Britain’s biggest pension fund has hoarded cash reserves in anticipation of further market uncertainty as companies and countries grapple with the fallout of coronavirus.
Nest, the UK state-backed pension scheme with 9m members, making it Britain’s largest, said its allocation to cash in its main investment funds stood at about 5 per cent, compared with 1 to 2 per cent normally.
Mark Fawcett, chief investment officer at the £10.5bn pension fund, said that while he did not know “which direction the market will go”, there was a “bunch of risks the market seems to be feeling fairly benign about”.
These risks included the possibility of a second wave of outbreaks and the rapid spread of the virus in emerging markets such as Brazil, as well as a lack of clarity about the pace of recovery and whether people would continue to stay at home even if economies were opened up.
“We just don’t believe a V-shaped recovery is very likely,” he said, referring to a fast uptick in growth. “Clearly if a viable vaccine is found that changes things and reduces those downside risks. But it will take a while to vaccinate the world.”
He said the pension fund had taken the opportunity to reduce some holdings, such as in high-grade credit, to build cash reserves. The pension pot has a steady stream of money coming into it from members and has chosen to put some of that aside rather than invest.
Mr Fawcett added that the allocation to cash at 5 per cent was “probably as high as we would ever get”.
“If we see some of these risks manifest themselves, we have the ability to increase holdings where we think we need them,” he added.

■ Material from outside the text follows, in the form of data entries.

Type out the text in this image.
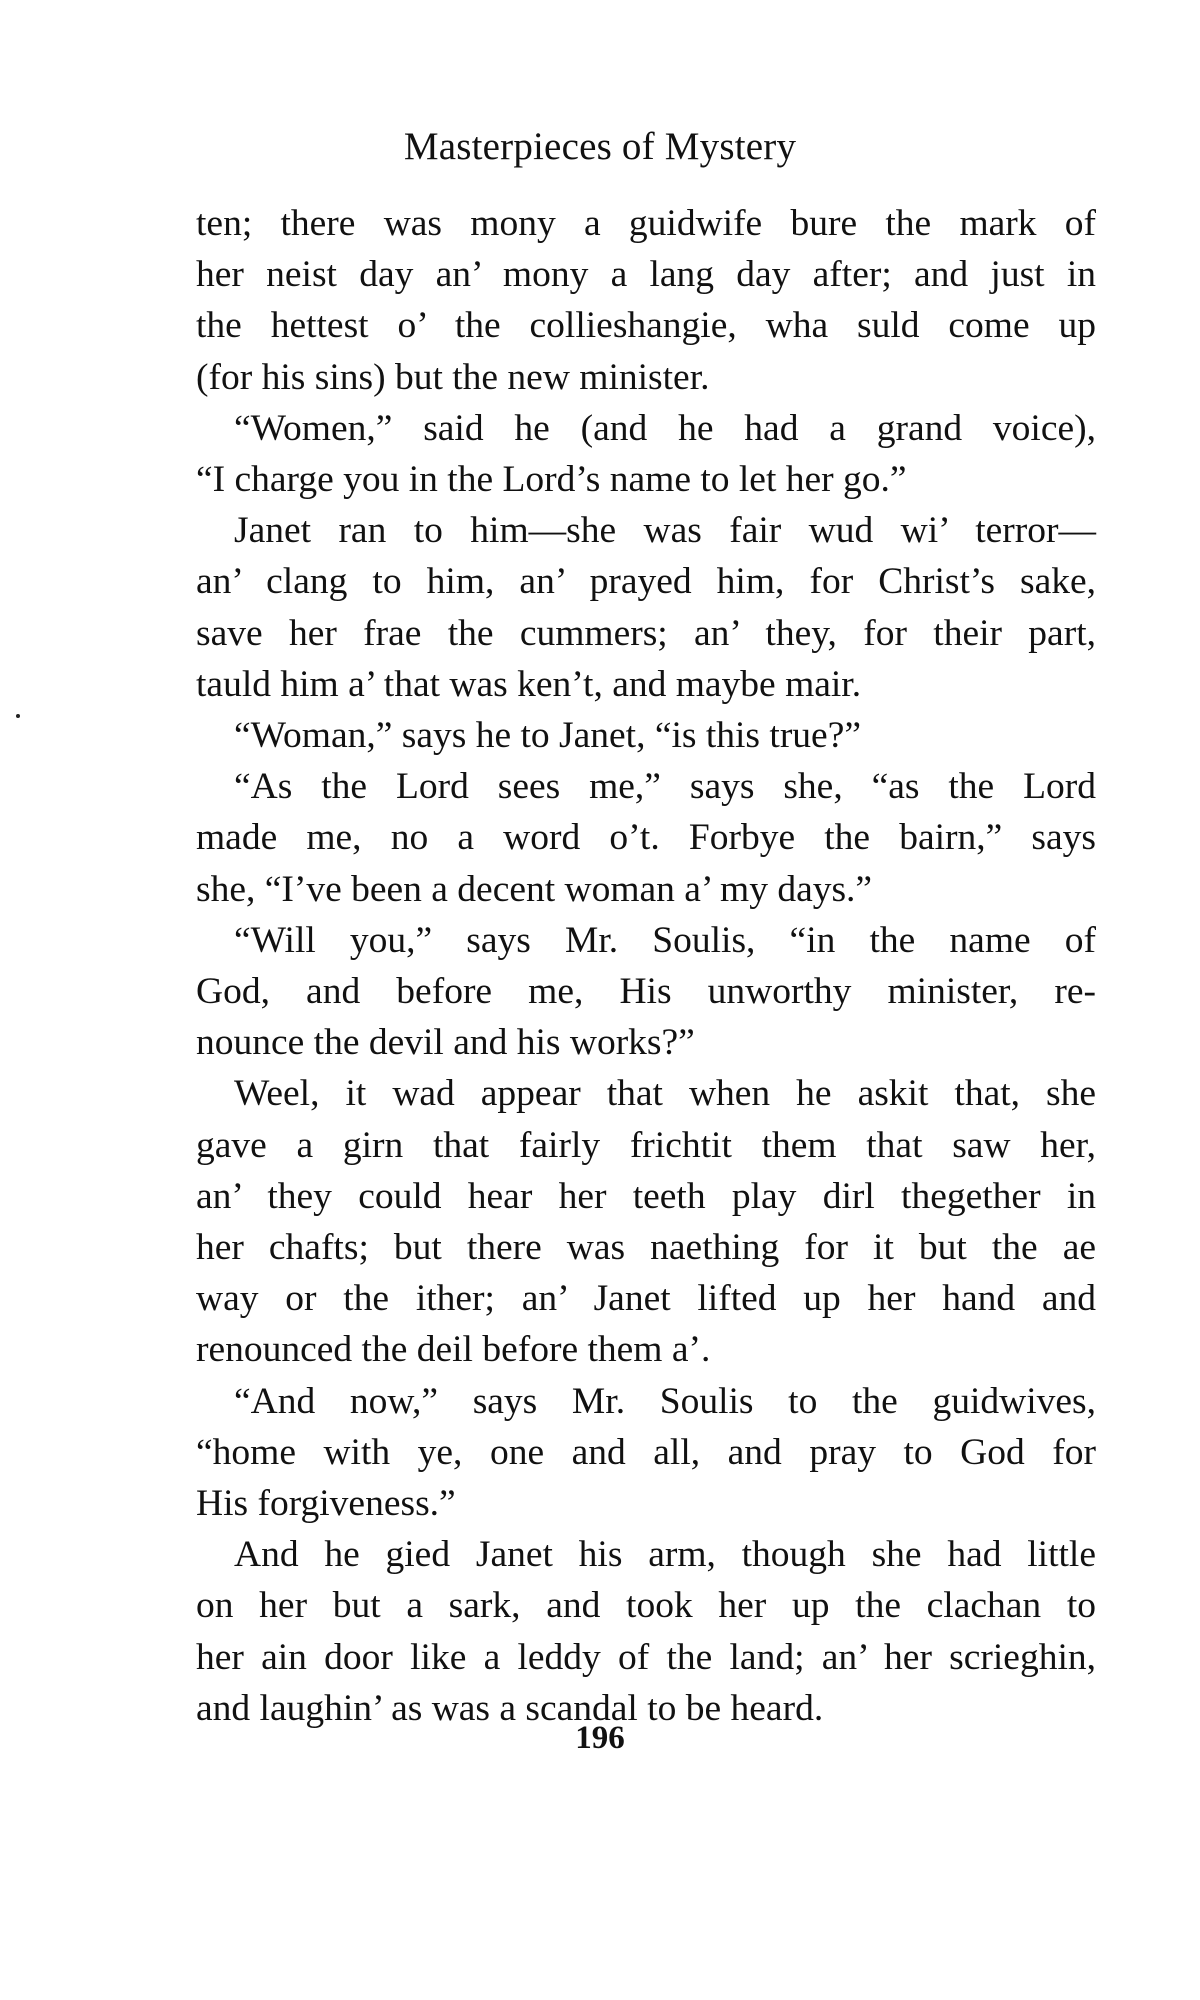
Masterpieces of Mystery
ten; there was mony a guidwife bure the mark of
her neist day an’ mony a lang day after; and just in
the hettest o’ the collieshangie, wha suld come up
(for his sins) but the new minister.
“Women,” said he (and he had a grand voice),
“I charge you in the Lord’s name to let her go.”
Janet ran to him—she was fair wud wi’ terror—
an’ clang to him, an’ prayed him, for Christ’s sake,
save her frae the cummers; an’ they, for their part,
tauld him a’ that was ken’t, and maybe mair.
“Woman,” says he to Janet, “is this true?”
“As the Lord sees me,” says she, “as the Lord
made me, no a word o’t. Forbye the bairn,” says
she, “I’ve been a decent woman a’ my days.”
“Will you,” says Mr. Soulis, “in the name of
God, and before me, His unworthy minister, re-
nounce the devil and his works?”
Weel, it wad appear that when he askit that, she
gave a girn that fairly frichtit them that saw her,
an’ they could hear her teeth play dirl thegether in
her chafts; but there was naething for it but the ae
way or the ither; an’ Janet lifted up her hand and
renounced the deil before them a’.
“And now,” says Mr. Soulis to the guidwives,
“home with ye, one and all, and pray to God for
His forgiveness.”
And he gied Janet his arm, though she had little
on her but a sark, and took her up the clachan to
her ain door like a leddy of the land; an’ her scrieghin,
and laughin’ as was a scandal to be heard.
196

Jan Erik Saugestad, chief executive of Storebrand Asset Management, the Nordic fund house that oversees large chunks of pension assets, shared Mr Fawcett’s concerns, saying a U-shaped recovery was more likely.
He said that while economic stimulus from governments would work, it would take time. “We are cautious, given the levels and risks we are seeing right now,” he added.
According to a survey of fund managers from Bank of America this month, just 10 per cent expected a V-shaped recovery, while 75 per cent anticipated a U- or W-shaped one.
The poll found that managers were holding large amounts of cash, with allocations at 5.7 per cent, well above the 10-year average of 4.7 per cent.
But others struck a more optimistic note. Elliot Hentov, head of policy research with the global macro policy research team at State Street Global Advisors, the world’s third-largest asset manager, said he was “slightly more optimistic than the consensus” and in line with how equity markets were pricing a recovery.
He added that he expected significant breakthroughs over the summer, whether in treatments, contact tracing or other areas that could help prevent a second lockdown.
Nest’s Mr Fawcett said it was a challenge to run the fund during such market uncertainty. “It is clearly tough, because we have to make sure our members have enough exposure to growth assets that we can build a good pot for them over years, but we don’t want to give them excessive volatility,” he said.